Follow-up to Journal article about politics and mindkilling. That post showed that people can be convinced that a view is correct by being told that their political party endorses it, even if their party actually opposes it. A similar, but stranger, effect, is that people can be convinced that a view is correct because their favorite software implements it - even if they have stated that the view is wrong just minutes ago.
Subversion is a popular version-control system used by software developers. The "repository" is where subversion stores the definitive copy of each file it is keeping track of. A "diff" is when you ask subversion to show you all differences between your new code, and the last version of that code that it knows was in the repository. A "tag" is when you associate a set of versions of different files together, in a way so that they can be easily compared against or reverted to, without creating something called a "branch".
I've had variants of this conversation about Subversion three times so far:
Me: [problem X] happened because Subversion doesn't let you diff against the repository.
Me: Subversion doesn't let you diff against the repository. It only diffs against its local copy of the repository, which it updates when you do a checkout, commit, or update. So it won't show you any changes that someone else has made to the code since then. You can never see what changes other people have made since your last commit, because to get the changes, you have to do an update; and the changes are added to your code without being shown to you, and a diff won't show them. So you just cross your fingers and hope their changes are compatible with yours.
Other: That's ridiculous! Subversion doesn't do that. That would defeat the whole purpose of version control. That would be idiotic.
Me: Really, it does that. I've tried it. Repeatedly. I've wasted days of work because of it.
Other: Nonsense. Of COURSE Subversion diffs against the repository.
Me: Try this: Create a new file foo in your checkout in directory X. Then svn add foo and svn commit foo. Check out the same repository in directory Y. Modify foo in directory X. svn commit foo. Then do an svn diff foo from directory Y.
[A few minutes later, after trying it:]
Other: Well, of COURSE Subversion doesn't diff against the repository. It's meant for large, distributed projects. You wouldn't want to have to do diffs over the web.

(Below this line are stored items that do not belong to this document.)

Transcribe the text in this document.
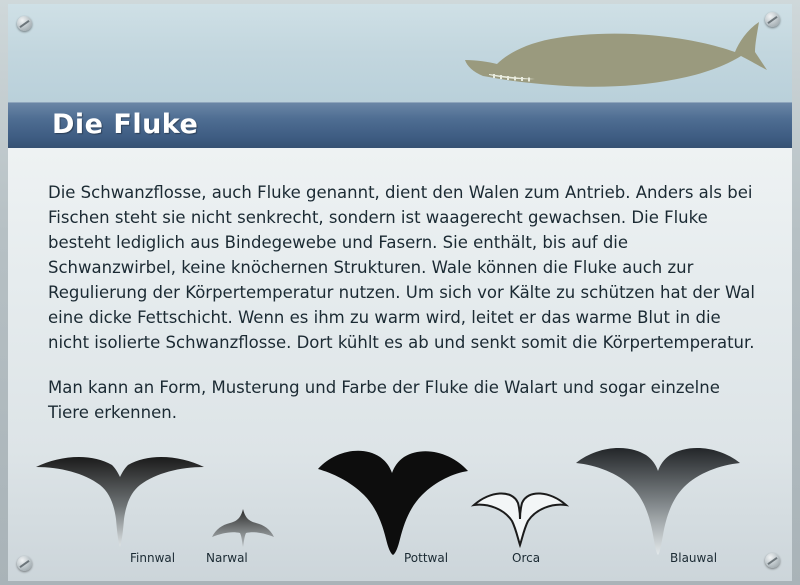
Die Fluke

Die Schwanzflosse, auch Fluke genannt, dient den Walen zum Antrieb. Anders als bei Fischen steht sie nicht senkrecht, sondern ist waagerecht gewachsen. Die Fluke besteht lediglich aus Bindegewebe und Fasern. Sie enthält, bis auf die Schwanzwirbel, keine knöchernen Strukturen. Wale können die Fluke auch zur Regulierung der Körpertemperatur nutzen. Um sich vor Kälte zu schützen hat der Wal eine dicke Fettschicht. Wenn es ihm zu warm wird, leitet er das warme Blut in die nicht isolierte Schwanzflosse. Dort kühlt es ab und senkt somit die Körpertemperatur.

Man kann an Form, Musterung und Farbe der Fluke die Walart und sogar einzelne Tiere erkennen.

Finnwal	Narwal	Pottwal	Orca	Blauwal
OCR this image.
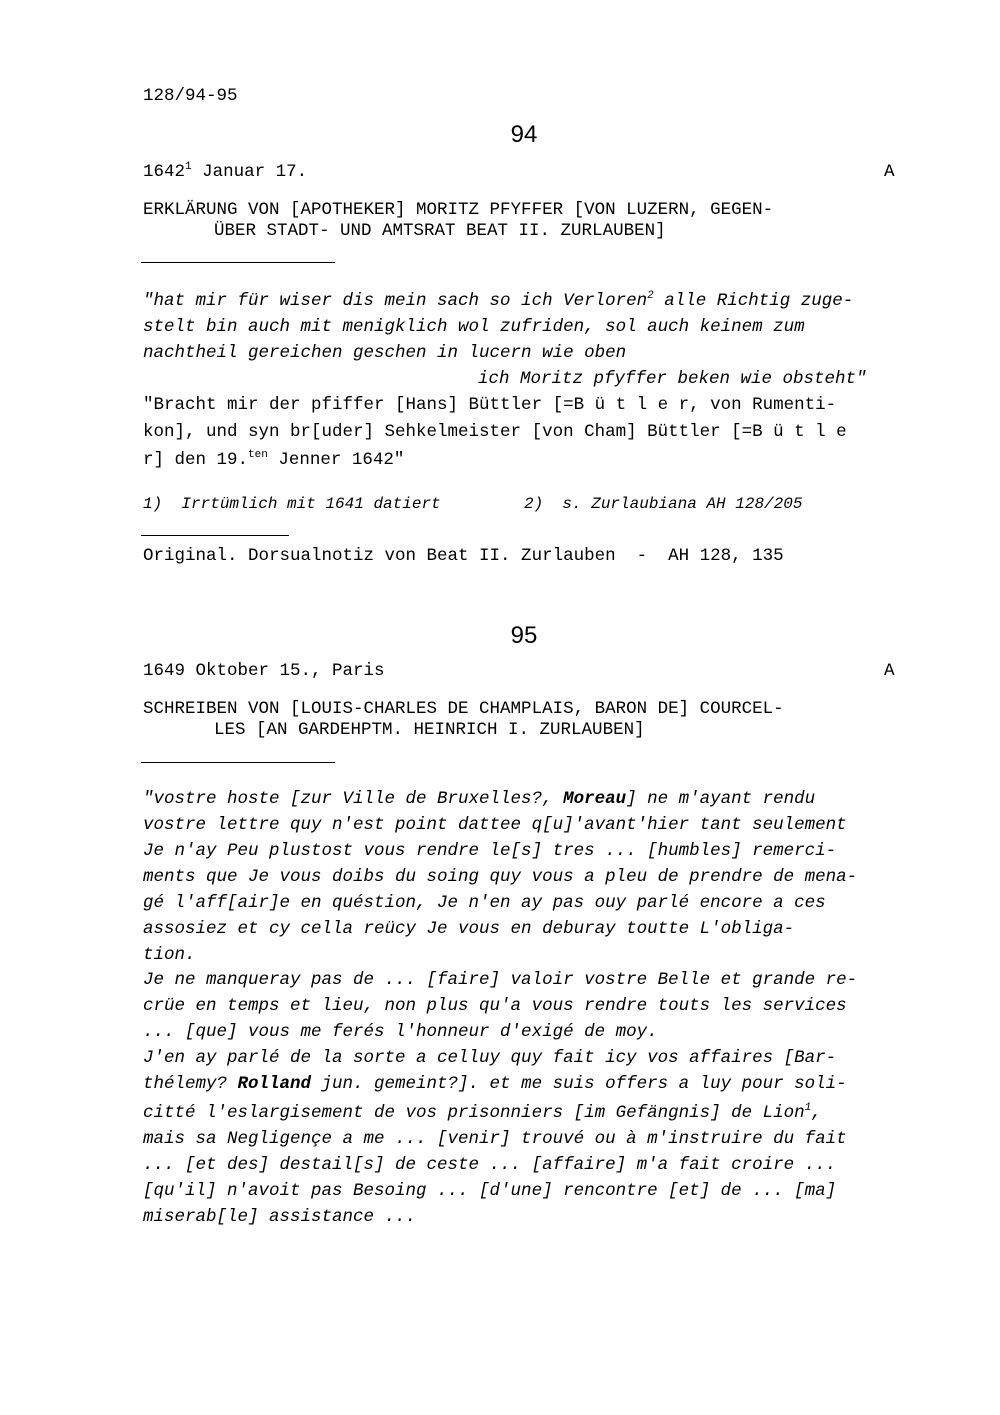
128/94-95
94
1642$^1$ Januar 17.	A
ERKLÄRUNG VON [APOTHEKER] MORITZ PFYFFER [VON LUZERN, GEGEN-
ÜBER STADT- UND AMTSRAT BEAT II. ZURLAUBEN]
"hat mir für wiser dis mein sach so ich Verloren$^2$ alle Richtig zuge-
stelt bin auch mit menigklich wol zufriden, sol auch keinem zum
nachtheil gereichen geschen in lucern wie oben
ich Moritz pfyffer beken wie obsteht"
"Bracht mir der pfiffer [Hans] Büttler [=B ü t l e r, von Rumenti-
kon], und syn br[uder] Sehkelmeister [von Cham] Büttler [=B ü t l e
r] den 19.$^{ten}$ Jenner 1642"
1)  Irrtümlich mit 1641 datiert	2)  s. Zurlaubiana AH 128/205
Original. Dorsualnotiz von Beat II. Zurlauben  -  AH 128, 135
95
1649 Oktober 15., Paris	A
SCHREIBEN VON [LOUIS-CHARLES DE CHAMPLAIS, BARON DE] COURCEL-
LES [AN GARDEHPTM. HEINRICH I. ZURLAUBEN]
"vostre hoste [zur Ville de Bruxelles?, Moreau] ne m'ayant rendu
vostre lettre quy n'est point dattee q[u]'avant'hier tant seulement
Je n'ay Peu plustost vous rendre le[s] tres ... [humbles] remerci-
ments que Je vous doibs du soing quy vous a pleu de prendre de mena-
gé l'aff[air]e en quéstion, Je n'en ay pas ouy parlé encore a ces
assosiez et cy cella reücy Je vous en deburay toutte L'obliga-
tion.
Je ne manqueray pas de ... [faire] valoir vostre Belle et grande re-
crüe en temps et lieu, non plus qu'a vous rendre touts les services
... [que] vous me ferés l'honneur d'exigé de moy.
J'en ay parlé de la sorte a celluy quy fait icy vos affaires [Bar-
thélemy? Rolland jun. gemeint?]. et me suis offers a luy pour soli-
citté l'eslargisement de vos prisonniers [im Gefängnis] de Lion$^1$,
mais sa Negligençe a me ... [venir] trouvé ou à m'instruire du fait
... [et des] destail[s] de ceste ... [affaire] m'a fait croire ...
[qu'il] n'avoit pas Besoing ... [d'une] rencontre [et] de ... [ma]
miserab[le] assistance ...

Other: It would be too slow.
Me: You do checkouts and commits and updates over the web. Are they too slow?
Other: You want to diff against your previous version. It would be too confusing to see the changes other people have made, too.
Me: Three minutes ago you said it would be idiotic not to diff against the repository.
Other: Look, Subversion is an industry standard!
Me: Subversion doesn't even let you tag releases.
Other: Of COURSE Subversion lets you tag releases.
[Conversation eventually ends with Other explaining why you don't need to tag releases anyway.]
[P.S. - There is a very long syntax for svn diff that lets you specify full paths to the repository and your checkout directory. It can't mix paths and URLs, so you have to specify your checkout directory as a complete URL. No one that I know uses this syntax.]